1) When the student adds more standard solution than intended in the initial dilution step, it would affect the Cr(VI) concentration determined in the experiment. This is because serial dilutions involve diluting a solution multiple times, and each dilution decreases the concentration. By adding more solution than intended in the initial dilution step, the subsequent dilutions will have a higher starting concentration. As a result, the concentration of Cr(VI) ions determined through absorption spectroscopy will be higher than expected due to the initial higher concentration.
2) If the student only fills a cuvette 1/4 full when taking the absorption spectrum of the simulated lake water sample, it would indeed affect the Cr(VI) concentration determined.

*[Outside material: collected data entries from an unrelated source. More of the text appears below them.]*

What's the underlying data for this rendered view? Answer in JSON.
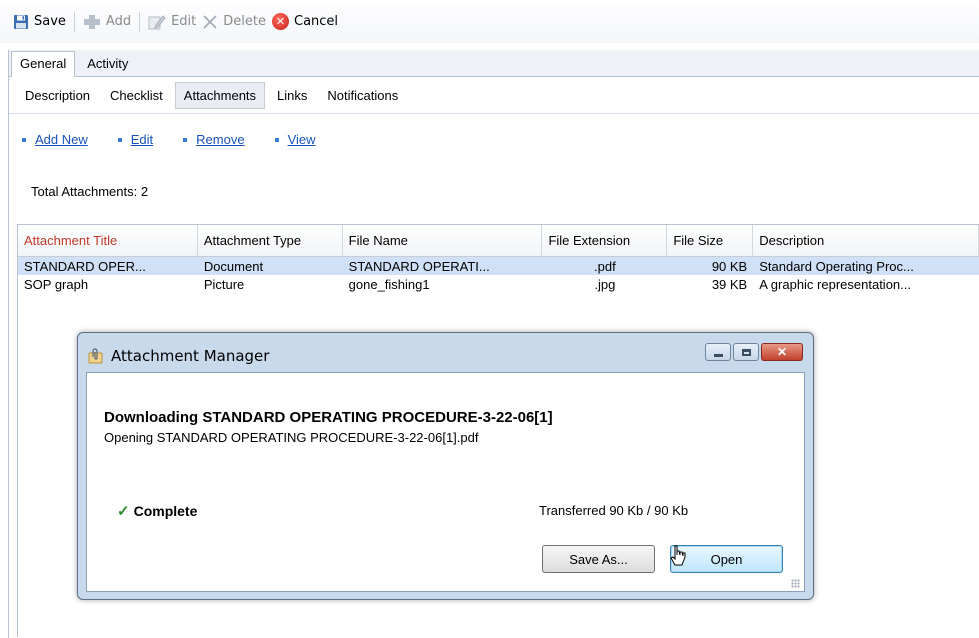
{
  "toolbar": {
    "save": "Save",
    "add": "Add",
    "edit": "Edit",
    "delete": "Delete",
    "cancel": "Cancel"
  },
  "tabs_primary": [
    {
      "label": "General",
      "active": true
    },
    {
      "label": "Activity",
      "active": false
    }
  ],
  "tabs_secondary": [
    {
      "label": "Description",
      "active": false
    },
    {
      "label": "Checklist",
      "active": false
    },
    {
      "label": "Attachments",
      "active": true
    },
    {
      "label": "Links",
      "active": false
    },
    {
      "label": "Notifications",
      "active": false
    }
  ],
  "actions": {
    "add_new": "Add New",
    "edit": "Edit",
    "remove": "Remove",
    "view": "View"
  },
  "total_text": "Total Attachments: 2",
  "grid": {
    "headers": [
      "Attachment Title",
      "Attachment Type",
      "File Name",
      "File Extension",
      "File Size",
      "Description"
    ],
    "rows": [
      [
        "STANDARD OPER...",
        "Document",
        "STANDARD OPERATI...",
        ".pdf",
        "90 KB",
        "Standard Operating Proc..."
      ],
      [
        "SOP graph",
        "Picture",
        "gone_fishing1",
        ".jpg",
        "39 KB",
        "A graphic representation..."
      ]
    ]
  },
  "dialog": {
    "title": "Attachment Manager",
    "close_glyph": "✕",
    "downloading": "Downloading STANDARD OPERATING PROCEDURE-3-22-06[1]",
    "opening": "Opening STANDARD OPERATING PROCEDURE-3-22-06[1].pdf",
    "status": "Complete",
    "check_glyph": "✓",
    "transferred": "Transferred 90 Kb / 90 Kb",
    "save_as": "Save As...",
    "open": "Open"
  },
  "colors": {
    "link": "#1a52b8",
    "selected_row": "#cfe0f7",
    "sorted_header": "#c0392b",
    "complete_check": "#2d8a2d"
  }
}
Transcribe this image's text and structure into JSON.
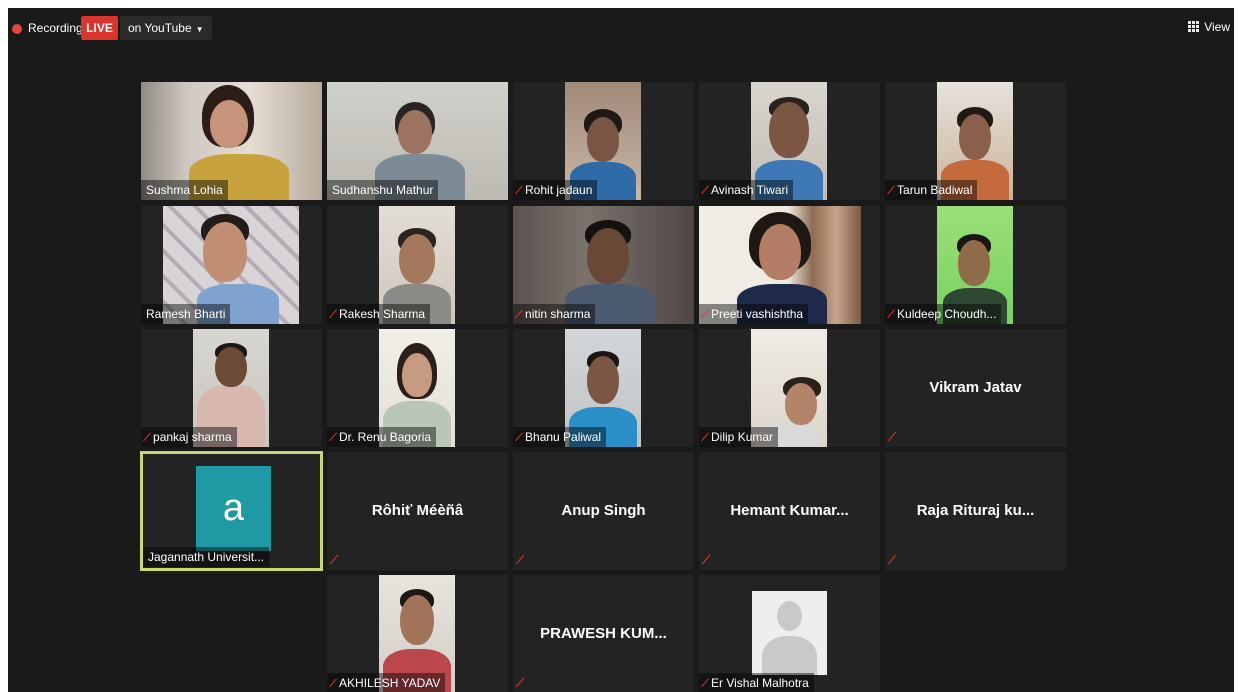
{
  "topbar": {
    "recording_label": "Recording",
    "live_label": "LIVE",
    "stream_label": "on YouTube",
    "view_label": "View"
  },
  "participants": [
    {
      "name": "Sushma Lohia",
      "muted": false
    },
    {
      "name": "Sudhanshu Mathur",
      "muted": false
    },
    {
      "name": "Rohit jadaun",
      "muted": true
    },
    {
      "name": "Avinash Tiwari",
      "muted": true
    },
    {
      "name": "Tarun Badiwal",
      "muted": true
    },
    {
      "name": "Ramesh Bharti",
      "muted": false
    },
    {
      "name": "Rakesh Sharma",
      "muted": true
    },
    {
      "name": "nitin sharma",
      "muted": true
    },
    {
      "name": "Preeti vashishtha",
      "muted": true
    },
    {
      "name": "Kuldeep Choudh...",
      "muted": true
    },
    {
      "name": "pankaj sharma",
      "muted": true
    },
    {
      "name": "Dr. Renu Bagoria",
      "muted": true
    },
    {
      "name": "Bhanu Paliwal",
      "muted": true
    },
    {
      "name": "Dilip Kumar",
      "muted": true
    },
    {
      "name": "Vikram Jatav",
      "muted": true,
      "video_off": true
    },
    {
      "name": "Jagannath Universit...",
      "muted": false,
      "avatar_letter": "a",
      "active_speaker": true
    },
    {
      "name": "Rôhiť Méèñâ",
      "muted": true,
      "video_off": true
    },
    {
      "name": "Anup Singh",
      "muted": true,
      "video_off": true
    },
    {
      "name": "Hemant  Kumar...",
      "muted": true,
      "video_off": true
    },
    {
      "name": "Raja Rituraj ku...",
      "muted": true,
      "video_off": true
    },
    {
      "name": "AKHILESH YADAV",
      "muted": true
    },
    {
      "name": "PRAWESH KUM...",
      "muted": true,
      "video_off": true
    },
    {
      "name": "Er Vishal Malhotra",
      "muted": true,
      "default_avatar": true
    }
  ],
  "colors": {
    "background": "#1a1a1a",
    "tile": "#232323",
    "live": "#d9352c",
    "muted_icon": "#e5352d",
    "active_speaker_border": "#c9d86f",
    "avatar_teal": "#1f9aa5"
  },
  "icons": {
    "muted": "microphone-muted-icon",
    "view": "grid-icon",
    "recording": "recording-dot-icon",
    "dropdown": "caret-down-icon"
  }
}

Absorption spectroscopy measures the absorption of light by a sample to determine its concentration. If the cuvette is only partially filled, there is less sample volume for the light to pass through and interact with. This results in a reduced absorption reading, leading to an underestimated concentration of Cr(VI) ions in the sample.

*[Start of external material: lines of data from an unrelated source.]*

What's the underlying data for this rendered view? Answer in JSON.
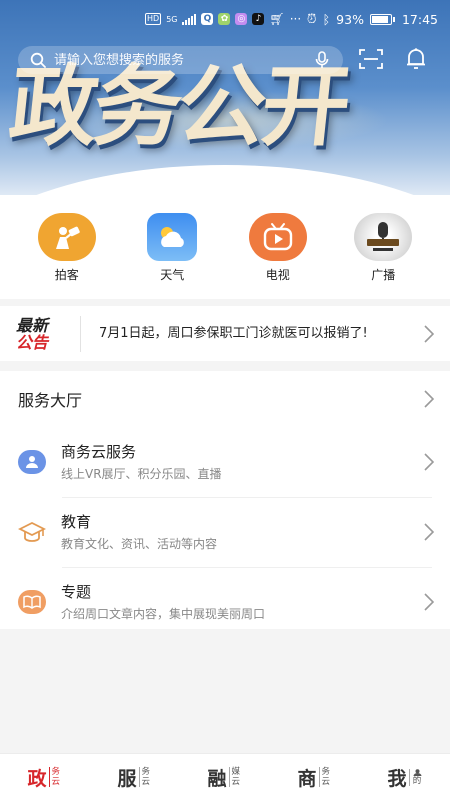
{
  "status_bar": {
    "hd": "HD",
    "network": "5G",
    "battery_percent": "93%",
    "time": "17:45",
    "more": "···"
  },
  "search": {
    "placeholder": "请输入您想搜索的服务"
  },
  "banner": {
    "title": "政务公开"
  },
  "quick_links": [
    {
      "label": "拍客",
      "icon": "camera-person-icon",
      "color": "#f0a531"
    },
    {
      "label": "天气",
      "icon": "weather-icon",
      "color": "#4aa3ef"
    },
    {
      "label": "电视",
      "icon": "tv-icon",
      "color": "#ef7a3e"
    },
    {
      "label": "广播",
      "icon": "radio-microphone-icon",
      "color": "#d8d8d8"
    }
  ],
  "notice": {
    "badge_line1": "最新",
    "badge_line2": "公告",
    "text": "7月1日起，周口参保职工门诊就医可以报销了!"
  },
  "service_hall": {
    "title": "服务大厅",
    "items": [
      {
        "title": "商务云服务",
        "subtitle": "线上VR展厅、积分乐园、直播",
        "icon": "user-card-icon",
        "color": "#5c87e0"
      },
      {
        "title": "教育",
        "subtitle": "教育文化、资讯、活动等内容",
        "icon": "graduation-cap-icon",
        "color": "#e8a25a"
      },
      {
        "title": "专题",
        "subtitle": "介绍周口文章内容，集中展现美丽周口",
        "icon": "open-book-icon",
        "color": "#f0a06a"
      }
    ]
  },
  "bottom_nav": [
    {
      "big": "政",
      "small": "务云",
      "active": true
    },
    {
      "big": "服",
      "small": "务云",
      "active": false
    },
    {
      "big": "融",
      "small": "媒云",
      "active": false
    },
    {
      "big": "商",
      "small": "务云",
      "active": false
    },
    {
      "big": "我",
      "small": "的",
      "active": false
    }
  ],
  "colors": {
    "accent_red": "#d7262a",
    "banner_blue": "#3d74b8"
  }
}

3) When a student mistakenly uses the cuvette containing the most dilute standard solution as the blank solution instead of deionized water, it would lead to an underestimated concentration of Cr(VI) ions. The blank solution is used as a reference to account for any background absorbance or interference from other substances present in the sample. The most dilute standard solution should ideally have no Cr(VI) ions, allowing it to act as a blank with minimal absorbance. However, if this solution is used as the blank, it will contribute some absorbance due to the presence of Cr(VI) ions. As a result, the absorbance of the other solutions will appear lower, leading to an underestimated concentration of Cr(VI) ions.
4) If a student does not wipe off dirty fingerprints on the cuvette containing the unknown solution before measuring its absorbance, it would affect the Cr(VI) concentration determined in the experiment. The presence of fingerprints or any other contaminants on the cuvette surface can interfere with the transmission of light through the sample. These contaminants can absorb or scatter light, resulting in a higher measured absorbance. This would lead to the perception of a higher concentration of Cr(VI) ions in the unknown solution than the actual concentration. Thus, ensuring a clean cuvette without any fingerprints or contaminants is essential for accurate absorbance measurements and concentration determination.